RetroSheet is a team of volunteers that have managed to salvage the play by play data for every game of baseball from 1922 - 2016*. Josh and I looked at this data set as a great way to use some new tools and learn more about the teams and game we love. We then used our data skills to ETL out all of the box scores, cleanse the data, and review the data for accuracy. Then we decided to review a subset of data based on the modern era of baseball. For this we selected all games played between 1990 and 2016.
Now we had the data, what we needed was a question. Eventually we settled on what was the best day of the week to see your team play. My favorite team is the Chicago Cubs, has been my whole life. Last year was a good year to be a Cubs fan, they broke a 108 year drought and won the World Series. This picture is from my trip up to Wrigley Field to see Game 5 of the World Series last year.
Enough exposition let's look at the data! This is an interactive embedded Power BI report, please pick your favorite team and look at the results! I'll keep typing below.
My predicament is that I have a family of 5 that I would want to take to a game. Attending an in person baseball game can get expensive. Winning and losing in sports can have a lot of different criteria. I wanted to keep this simple. Could I find the best day of the week to see my team play?
Historic Data Analysis based on:
- Day of the week a game is played on
- If it is a home or away game
- Does my team have a winning or losing record
- What opponent are they facing
I felt this would give me a good basis to determine if it was worth it to make an expensive trip to take the family to a game. I started out my experiment in R. I found very quickly that a trend emerged when I looked at only the days of the week and wins and losses. This is a plot I created in R studio.
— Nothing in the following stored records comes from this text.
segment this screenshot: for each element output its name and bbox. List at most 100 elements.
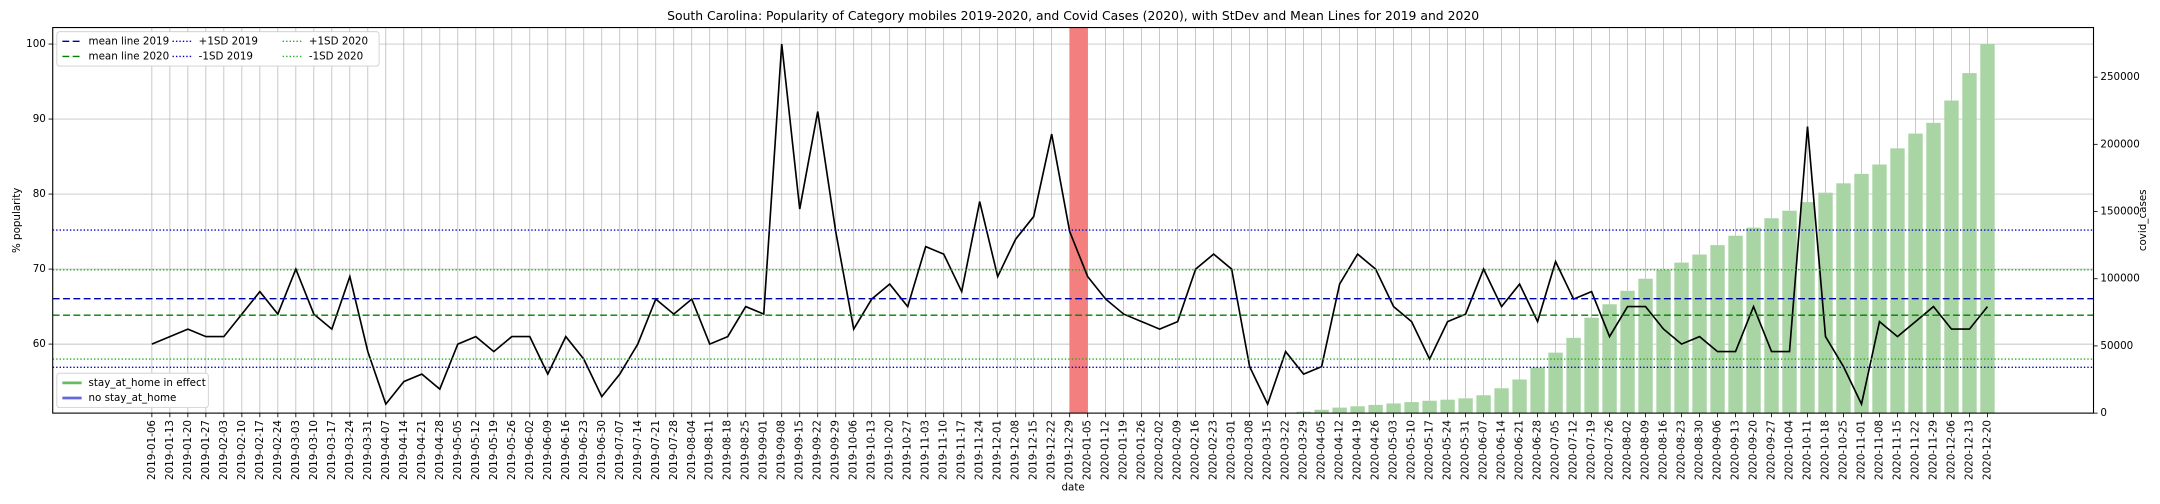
bar xyxy=(1440,399,1455,414)
x-tick-label: 2019-07-28 xyxy=(668,420,680,480)
x-tick-label: 2020-12-13 xyxy=(1963,420,1975,480)
x-tick-label: 2020-12-20 xyxy=(1981,420,1993,480)
x-tick-label: 2019-08-18 xyxy=(722,420,734,480)
x-tick-label: 2019-11-03 xyxy=(920,420,932,480)
bar xyxy=(1854,173,1869,414)
x-tick-label: 2020-04-19 xyxy=(1352,420,1364,480)
x-tick-label: 2019-11-10 xyxy=(938,420,950,480)
x-tick-label: 2019-12-01 xyxy=(992,420,1004,480)
bar xyxy=(1368,404,1383,414)
y-tick-label: 100 xyxy=(26,38,46,50)
y-tick-label: 80 xyxy=(33,188,46,200)
x-tick-label: 2020-07-26 xyxy=(1604,420,1616,480)
x-tick-label: 2020-08-23 xyxy=(1676,420,1688,480)
x-tick-label: 2019-07-21 xyxy=(650,420,662,480)
x-tick-label: 2019-04-21 xyxy=(416,420,428,480)
x-tick-label: 2020-01-05 xyxy=(1082,420,1094,480)
x-tick-label: 2020-12-06 xyxy=(1945,420,1957,480)
x-tick-label: 2020-05-24 xyxy=(1442,420,1454,480)
legend-label: -1SD 2020 xyxy=(309,50,363,62)
x-tick-label: 2020-11-22 xyxy=(1909,420,1921,480)
x-tick-label: 2019-05-12 xyxy=(470,420,482,480)
x-tick-label: 2020-03-29 xyxy=(1298,420,1310,480)
x-tick-label: 2019-07-14 xyxy=(632,420,644,480)
x-tick-label: 2020-01-19 xyxy=(1118,420,1130,480)
x-tick-label: 2019-02-03 xyxy=(218,420,230,480)
x-tick-label: 2020-01-12 xyxy=(1100,420,1112,480)
legend-label: -1SD 2019 xyxy=(199,50,253,62)
x-tick-label: 2019-09-01 xyxy=(758,420,770,480)
x-tick-label: 2020-03-08 xyxy=(1244,420,1256,480)
x-tick-label: 2019-11-24 xyxy=(974,420,986,480)
x-tick-label: 2020-06-14 xyxy=(1496,420,1508,480)
x-tick-label: 2020-08-30 xyxy=(1694,420,1706,480)
x-tick-label: 2019-06-30 xyxy=(596,420,608,480)
x-tick-label: 2019-10-06 xyxy=(848,420,860,480)
bar xyxy=(1422,400,1437,414)
bar xyxy=(1404,402,1419,414)
bar xyxy=(1476,395,1491,414)
x-tick-label: 2020-03-15 xyxy=(1262,420,1274,480)
x-tick-label: 2020-11-15 xyxy=(1891,420,1903,480)
bar xyxy=(1674,262,1689,414)
x-tick-label: 2020-01-26 xyxy=(1136,420,1148,480)
x-tick-label: 2020-02-09 xyxy=(1172,420,1184,480)
bar xyxy=(1962,73,1977,414)
x-tick-label: 2019-12-15 xyxy=(1028,420,1040,480)
x-tick-label: 2019-03-03 xyxy=(290,420,302,480)
x-tick-label: 2020-04-05 xyxy=(1316,420,1328,480)
x-tick-label: 2020-10-25 xyxy=(1838,420,1850,480)
x-tick-label: 2019-08-04 xyxy=(686,420,698,480)
legend-box xyxy=(56,31,380,67)
x-tick-label: 2019-02-24 xyxy=(272,420,284,480)
x-tick-label: 2019-10-27 xyxy=(902,420,914,480)
y2-tick-label: 150000 xyxy=(2100,206,2139,218)
chart-title: South Carolina: Popularity of Category m… xyxy=(667,8,1479,23)
highlight-span xyxy=(1069,27,1088,414)
x-tick-label: 2020-10-04 xyxy=(1784,420,1796,480)
x-tick-label: 2020-08-16 xyxy=(1658,420,1670,480)
x-tick-label: 2020-08-02 xyxy=(1622,420,1634,480)
x-tick-label: 2020-07-05 xyxy=(1550,420,1562,480)
x-tick-label: 2019-11-17 xyxy=(956,420,968,480)
x-tick-label: 2019-04-28 xyxy=(434,420,446,480)
y-axis-label: % popularity xyxy=(11,188,23,253)
legend-label: +1SD 2019 xyxy=(199,35,258,47)
y-tick-label: 70 xyxy=(33,263,46,275)
x-tick-label: 2019-10-13 xyxy=(866,420,878,480)
legend-box xyxy=(56,372,209,409)
x-tick-label: 2020-04-26 xyxy=(1370,420,1382,480)
bar xyxy=(1620,290,1635,414)
bar xyxy=(1980,44,1995,414)
bar xyxy=(1350,406,1365,414)
bar xyxy=(1908,133,1923,414)
x-tick-label: 2020-05-03 xyxy=(1388,420,1400,480)
x-tick-label: 2019-05-26 xyxy=(506,420,518,480)
x-tick-label: 2019-06-02 xyxy=(524,420,536,480)
x-tick-label: 2019-01-20 xyxy=(182,420,194,480)
x-tick-label: 2019-09-08 xyxy=(776,420,788,480)
bar xyxy=(1944,100,1959,414)
y2-tick-label: 200000 xyxy=(2100,138,2139,150)
bar xyxy=(1710,245,1725,414)
x-tick-label: 2019-09-29 xyxy=(830,420,842,480)
x-tick-label: 2019-07-07 xyxy=(614,420,626,480)
y-tick-label: 60 xyxy=(33,338,46,350)
x-tick-label: 2020-09-27 xyxy=(1766,420,1778,480)
x-tick-label: 2020-05-31 xyxy=(1460,420,1472,480)
line xyxy=(151,43,1989,407)
x-tick-label: 2020-11-01 xyxy=(1856,420,1868,480)
x-tick-label: 2019-09-22 xyxy=(812,420,824,480)
bar xyxy=(1800,202,1815,414)
y2-tick-label: 250000 xyxy=(2100,71,2139,83)
x-tick-label: 2019-06-09 xyxy=(542,420,554,480)
bar xyxy=(1314,409,1329,414)
x-tick-label: 2019-08-11 xyxy=(704,420,716,480)
legend: mean line 2019 mean line 2020 +1SD 2019 -1S… xyxy=(56,31,380,67)
x-tick-label: 2020-02-02 xyxy=(1154,420,1166,480)
bar xyxy=(1332,407,1347,414)
x-tick-label: 2020-07-19 xyxy=(1586,420,1598,480)
y-tick-label: 90 xyxy=(33,113,46,125)
x-tick-label: 2019-09-15 xyxy=(794,420,806,480)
In this we can see that the day of the week the Cubs win the most on is within a grouping of Saturday, Friday, and Sunday. Monday looks low on the list. When I look at the day they lose the least, that happens to be Monday.
|Day of the Week||Wins||Losses||TotalGames|
After looking at the data it is clear the most likely day for me to go see the Cubs and have them win is on Monday! At home on Monday when the Cubs have a winning record, I interpreted that to mean a record of .500 or greater, I have a 60% chance of seeing them win. If I'm going to take the family all the way up to Chicago to see a game, I should do it on a Monday.
There are a lot of cool things waiting to be discovered in this data. For instance did you know that if you are a New York Yankees fan and the Yankees have a loosing record, they have a better chance of winning on a Thursday than they do if they had a winning record! We'll talk about how we built this in a future blog post. We used Azure Storage, Polybase, SQL Server with advanced analytics, SQL Azure DB, R, R Studio, and Power BI to develop this post. Thank you for reading!
How about you Dear Reader? Do you have a favorite team? Did you notice any interesting trends? Sound off below!
*There are some games where data may be missing, and there may be some errors in the data set, for many Retrosheets.org is the go to place for baseball data. This data and anything we put forward may have a +/- confidence value of 1 standard deviation. This Sample Code is provided for the purpose of illustration only and is not intended to be used in a production environment. Please don't use this information for anything that could cost you money. This data is for fun, and should not be used to interpret future events or outcomes.